The success of the dialectic is defined as that positive outcome of a communication of ideas between people in a social setup that results in an enhanced or more cohesive social order, or development or enhancement of rules of just law, or enhanced awareness in people about their responsibility that leads to a change in their attitude that leads to decisions about changes in social and environmental behavior.

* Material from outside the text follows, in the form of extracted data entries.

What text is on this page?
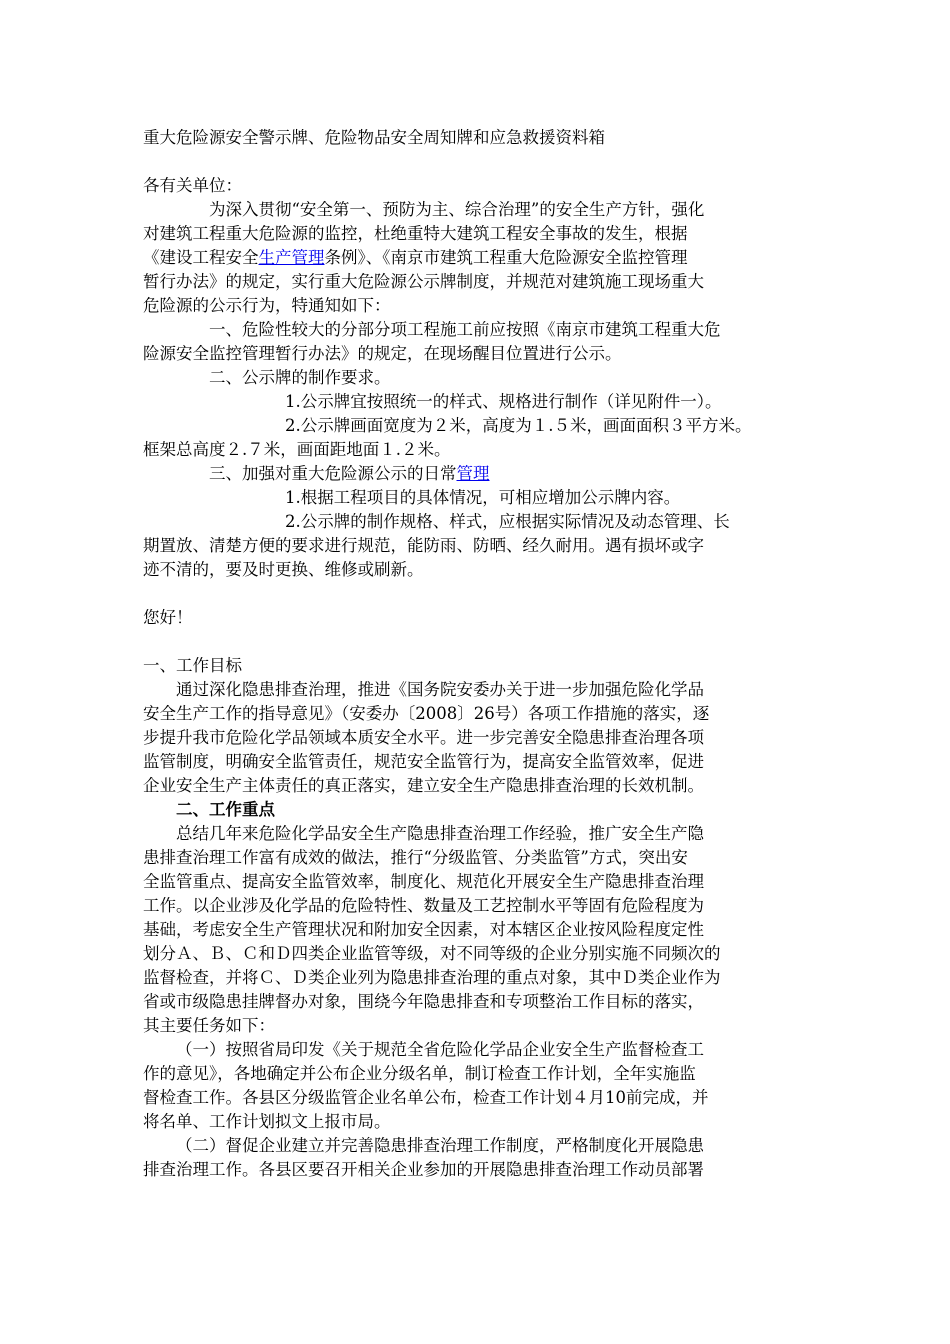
重大危险源安全警示牌、危险物品安全周知牌和应急救援资料箱
各有关单位：
为深入贯彻“安全第一、预防为主、综合治理”的安全生产方针，强化
对建筑工程重大危险源的监控，杜绝重特大建筑工程安全事故的发生，根据
《建设工程安全生产管理条例》、《南京市建筑工程重大危险源安全监控管理
暂行办法》的规定，实行重大危险源公示牌制度，并规范对建筑施工现场重大
危险源的公示行为，特通知如下：
一、危险性较大的分部分项工程施工前应按照《南京市建筑工程重大危
险源安全监控管理暂行办法》的规定，在现场醒目位置进行公示。
二、公示牌的制作要求。
1.公示牌宜按照统一的样式、规格进行制作（详见附件一）。
2.公示牌画面宽度为２米，高度为１.５米，画面面积３平方米。
框架总高度２.７米，画面距地面１.２米。
三、加强对重大危险源公示的日常管理
1.根据工程项目的具体情况，可相应增加公示牌内容。
2.公示牌的制作规格、样式，应根据实际情况及动态管理、长
期置放、清楚方便的要求进行规范，能防雨、防晒、经久耐用。遇有损坏或字
迹不清的，要及时更换、维修或刷新。
您好！
一、工作目标
通过深化隐患排查治理，推进《国务院安委办关于进一步加强危险化学品
安全生产工作的指导意见》（安委办〔2008〕26号）各项工作措施的落实，逐
步提升我市危险化学品领域本质安全水平。进一步完善安全隐患排查治理各项
监管制度，明确安全监管责任，规范安全监管行为，提高安全监管效率，促进
企业安全生产主体责任的真正落实，建立安全生产隐患排查治理的长效机制。
二、工作重点
总结几年来危险化学品安全生产隐患排查治理工作经验，推广安全生产隐
患排查治理工作富有成效的做法，推行“分级监管、分类监管”方式，突出安
全监管重点、提高安全监管效率，制度化、规范化开展安全生产隐患排查治理
工作。以企业涉及化学品的危险特性、数量及工艺控制水平等固有危险程度为
基础，考虑安全生产管理状况和附加安全因素，对本辖区企业按风险程度定性
划分Ａ、Ｂ、Ｃ和Ｄ四类企业监管等级，对不同等级的企业分别实施不同频次的
监督检查，并将Ｃ、Ｄ类企业列为隐患排查治理的重点对象，其中Ｄ类企业作为
省或市级隐患挂牌督办对象，围绕今年隐患排查和专项整治工作目标的落实，
其主要任务如下：
（一）按照省局印发《关于规范全省危险化学品企业安全生产监督检查工
作的意见》，各地确定并公布企业分级名单，制订检查工作计划，全年实施监
督检查工作。各县区分级监管企业名单公布，检查工作计划４月10前完成，并
将名单、工作计划拟文上报市局。
（二）督促企业建立并完善隐患排查治理工作制度，严格制度化开展隐患
排查治理工作。各县区要召开相关企业参加的开展隐患排查治理工作动员部署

The success of a dialectic is the degree of resolution ( even though temporary ) of contradictory ideas incorporated in the rules, laws and ethos of a society. The test of the success of the dialectic follows in time in the concerned social, political events and will depend upon the commitment of all parties to the agreements made in that dialectic - which was called in ancient times in most societies as 'the word of honor' and in such societies to break one's word of honor was the biggest sacrilege ( before formal religion was invented ). The breaking of the word often led to a domino effect of breaking of the word, leading to a collapse of the dialectic. On a wider scale it meant that the word of honor was no longer trusted, and as wars between  tribes or groups became uncontrollable - the process of conquest and decimation became the norm. Now wars were being fought to conquer and enslave - by any means possible - even treachery. ( the situational opposite of the dialectic whereby an agreement is made for the specific purpose of misleading one party into fulfilling their end of an agreement, but the other party that is not sincere from the beginning then violates (covertly or overtly) the agreement blatantly or by deception, and gains an unfair advantage). With such methods and means civilizations, and subsequently, empires were built. One common method is to covertly provoke the other party relentlessly until in desperation minor elements in that party break the agreement which then gives the excuse or justification to the deceiving party to break or nullify the agreement completely when it suits them.

In civilizations, some semblance of the dialectic emerged from the overthrow of feudal rule. From a feudal society supported by institutionalized religion, it was definitely a major improvement towards a society that was ruled by people that had some sort of participation of the masses, and not by heredity. The dialog between an emerging intelligentsia that had started questioning the decadent and tyrannical  authority of King and Priest was the first success of the dialectic - at last the dialectic had converged on the idea that all human beings had equal rights and that rulers were not divinely ordained. The enlightenment movement in Europe produced writers, poets and thinkers that led to this transformation. One kingdom after another became a republic that formulated a constitution and institutions to represent a wider population in the law making and governing process.